Falsche Zahlen, ausgebliebene Hilfe und das Warten auf die Verschwundenen.

Meister der Vertuschung

In dem kleinen Restaurant für Touristen läuft der Fernseher. Neben den AusländerInnen bleiben auch viele Thais stehen und schauen sich die Berichte der internationalen TV-Kanäle an. «Im Thai-Fernsehen wird nicht viel berichtet und auch stets abgewiegelt», erzählt Lee, Mitte dreissig und Mutter eines achtjährigen Jungen.

Sie massiert am Strand TouristInnen auf die recht schmerzvolle traditionelle Thai-Art. «Und in den Zeitungen steht auch nicht viel, die meisten Medien gehören doch Thaksin oder stehen unter seiner direkten Kontrolle.» Thaksin Shinawatra ist der Premierminister Thailands. Der Multimillionär verfügt über ein riesiges Wirtschaftsimperium. Dem Berlusconi Thailands gehören TV-Anstalten, Zeitungen, Satelliten-Netzwerke, Supermarktketten und vieles mehr im Land des Lächelns. Und da Thailand vom Tourismus lebt und Thaksin letztlich auch, wird verschwiegen, was nicht sein darf. Niemand kennt die genauen Opferzahlen. Während alle anderen Länder die Zahlen schnell sehr hoch ansetzten und auf das wahrscheinlich schreckliche Ausmass des Unglücks verwiesen, das viel mehr Tote erwarten lasse, übte sich die Thairegierung im Herunterreden des Ausmasses des Unglücks.

Im Jahr 2001 hat Shinawatra mit seiner rechtspopulistischen Partei Thai Rak Thai («Thais lieben Thais») die Wahlen gewonnen. Er versprach allen Thais so reich zu werden wie er selbst. Seitdem geht es mit den ohnehin beschränkten demokratischen Rechten und der limitierten Pressefreiheit in der formal konstitutionellen Monarchie mit Mehrparteiensystem und Wahlen weiter bergab. 2004 erhöhte die brutale Repression der Armee im Zuge der Suche nach vermeintlichen Al-Qaida-Ablegern im mehrheitlich muslimischen Süden des Landes die Spannungen.

Dabei ist die Regierung Thaksin eine Meisterin im Vertuschen, nicht nur im Fall der Tsumami-Opfer. So zuletzt auch als die gesamte Region ab Ende 2003 von der Geflügelgrippe betroffen war. Während in Vietnam und Kambodscha Hühnerfarmen geschlossen wurden, der Verkauf von Geflügel vorübergehend eingeschränkt und Informationskampagnen gestartet wurden, war in Thailand alles bestens. «Thaksin musste erst seine Hühnerfarmen verkaufen und seine Investitionen in dem Sektor umschichten », berichtet Lee abgeklärt, «für ihn ist alles nur Geschäft, die Menschen interessieren ihn nicht.»

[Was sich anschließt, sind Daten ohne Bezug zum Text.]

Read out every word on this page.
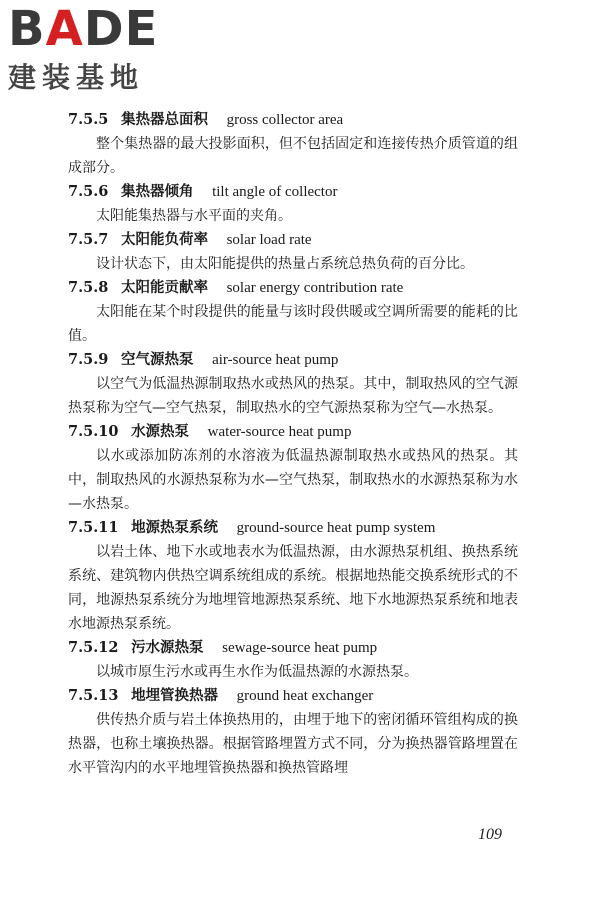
B A D E
建装基地
7.5.5 集热器总面积 gross collector area

整个集热器的最大投影面积，但不包括固定和连接传热介质管道的组成部分。

7.5.6 集热器倾角 tilt angle of collector

太阳能集热器与水平面的夹角。

7.5.7 太阳能负荷率 solar load rate

设计状态下，由太阳能提供的热量占系统总热负荷的百分比。

7.5.8 太阳能贡献率 solar energy contribution rate

太阳能在某个时段提供的能量与该时段供暖或空调所需要的能耗的比值。

7.5.9 空气源热泵 air-source heat pump

以空气为低温热源制取热水或热风的热泵。其中，制取热风的空气源热泵称为空气—空气热泵，制取热水的空气源热泵称为空气—水热泵。

7.5.10 水源热泵 water-source heat pump

以水或添加防冻剂的水溶液为低温热源制取热水或热风的热泵。其中，制取热风的水源热泵称为水—空气热泵，制取热水的水源热泵称为水—水热泵。

7.5.11 地源热泵系统 ground-source heat pump system

以岩土体、地下水或地表水为低温热源，由水源热泵机组、换热系统系统、建筑物内供热空调系统组成的系统。根据地热能交换系统形式的不同，地源热泵系统分为地埋管地源热泵系统、地下水地源热泵系统和地表水地源热泵系统。

7.5.12 污水源热泵 sewage-source heat pump

以城市原生污水或再生水作为低温热源的水源热泵。

7.5.13 地埋管换热器 ground heat exchanger

供传热介质与岩土体换热用的，由埋于地下的密闭循环管组构成的换热器，也称土壤换热器。根据管路埋置方式不同，分为换热器管路埋置在水平管沟内的水平地埋管换热器和换热管路埋

109
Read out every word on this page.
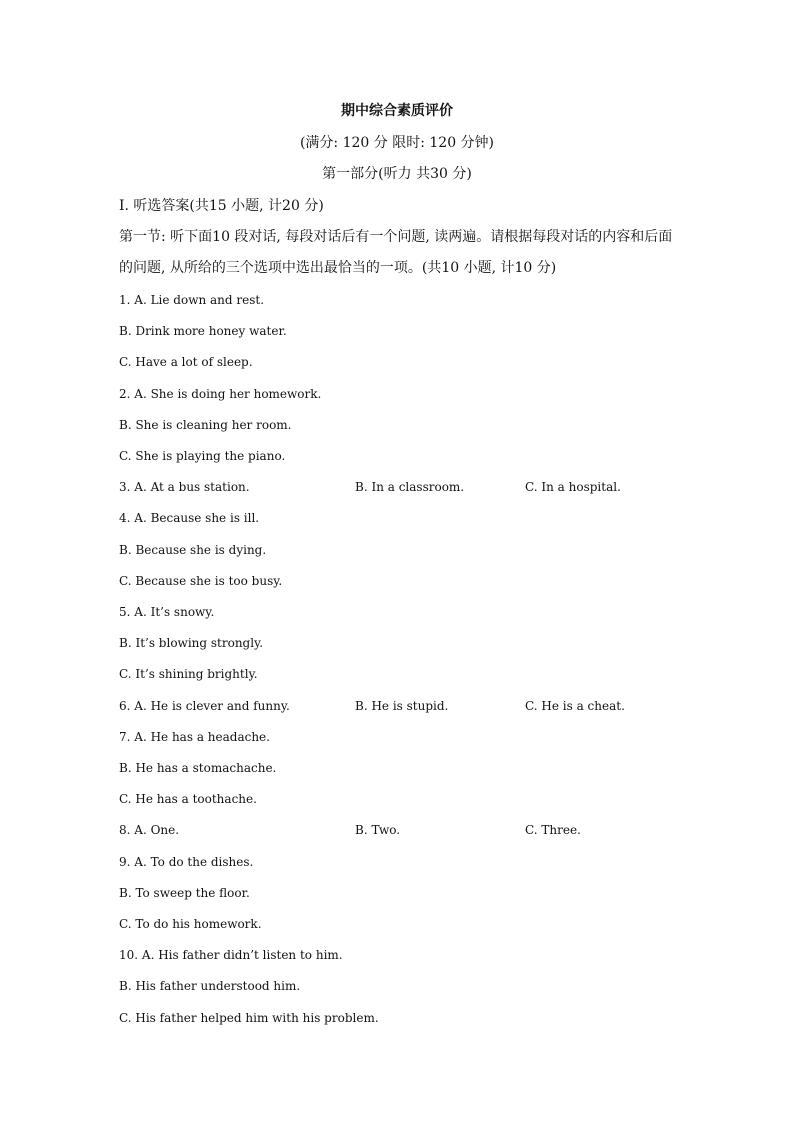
期中综合素质评价
(满分: 120 分 限时: 120 分钟)
第一部分(听力 共30 分)
I. 听选答案(共15 小题, 计20 分)
第一节: 听下面10 段对话, 每段对话后有一个问题, 读两遍。请根据每段对话的内容和后面
的问题, 从所给的三个选项中选出最恰当的一项。(共10 小题, 计10 分)
1. A. Lie down and rest.
B. Drink more honey water.
C. Have a lot of sleep.
2. A. She is doing her homework.
B. She is cleaning her room.
C. She is playing the piano.
3. A. At a bus station.	B. In a classroom.	C. In a hospital.
4. A. Because she is ill.
B. Because she is dying.
C. Because she is too busy.
5. A. It’s snowy.
B. It’s blowing strongly.
C. It’s shining brightly.
6. A. He is clever and funny.	B. He is stupid.	C. He is a cheat.
7. A. He has a headache.
B. He has a stomachache.
C. He has a toothache.
8. A. One.	B. Two.	C. Three.
9. A. To do the dishes.
B. To sweep the floor.
C. To do his homework.
10. A. His father didn’t listen to him.
B. His father understood him.
C. His father helped him with his problem.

Die thailändische Regierung versucht auch jetzt, die wahren Ausmasse des Unglücks zu verschweigen. Damit hat sie Hilfsmassnahmen verzögert. Ganze Regionen wurden in Stich gelassen und damit die Anzahl der Opfer in die Höhe getrieben. Das Vorgehen der Regierung muss als kalkuliert angesehen werden, um den internationalen Tourismus nicht zu verschrecken. So verschwieg die Regierung auch die Horrorgeschichte der Fünf-Sterne-Ferienanlage «Magic Lagoon» von Sofitel an der Küste von Khao Lak, unter deren Trümmer an die 2000 Touristen und Thai-Angestellte von der Riesenwelle begraben wurden.

Im Februar finden in Thailand Wahlen statt. Premier Thaksin ist besorgt um seine Wiederwahl. «Keiner weiss, ob er noch mal Premier wird, aber jeder weiss, dass er sich wohl ins Ausland absetzen wird, wenn es nicht klappt. Ohne Protektion von höchster Stelle ist er bei seinen ganzen obskuren Machenschaften nicht mehr sicher in Thailand, » erzählt Lee. Denn während das Bruttoinlandsprodukt des Landes in Thaksins Amtszeit um 16 Prozent fiel, stiegen die Aktien der familieneigenen Holding um satte 70 Prozent.
 
Opfer 3. Klasse

Unklar sind die Opferzahlen auch, weil die Toten unter den etwa 60000 illegalisierten MigrantInnen aus Myanmar (Burma) nicht mitgezählt werden. Diese erhalten gar keine Unterstützung, nicht die 20000 Bath (etwa 400 Euro) Entschädigung für verstorbene Angehörige oder die 2000 Bath Unterstützung bei verlorener Arbeit, die ThailänderInnen zusteht. 1000 sind seit dem Tsunami bereits abgeschoben worden.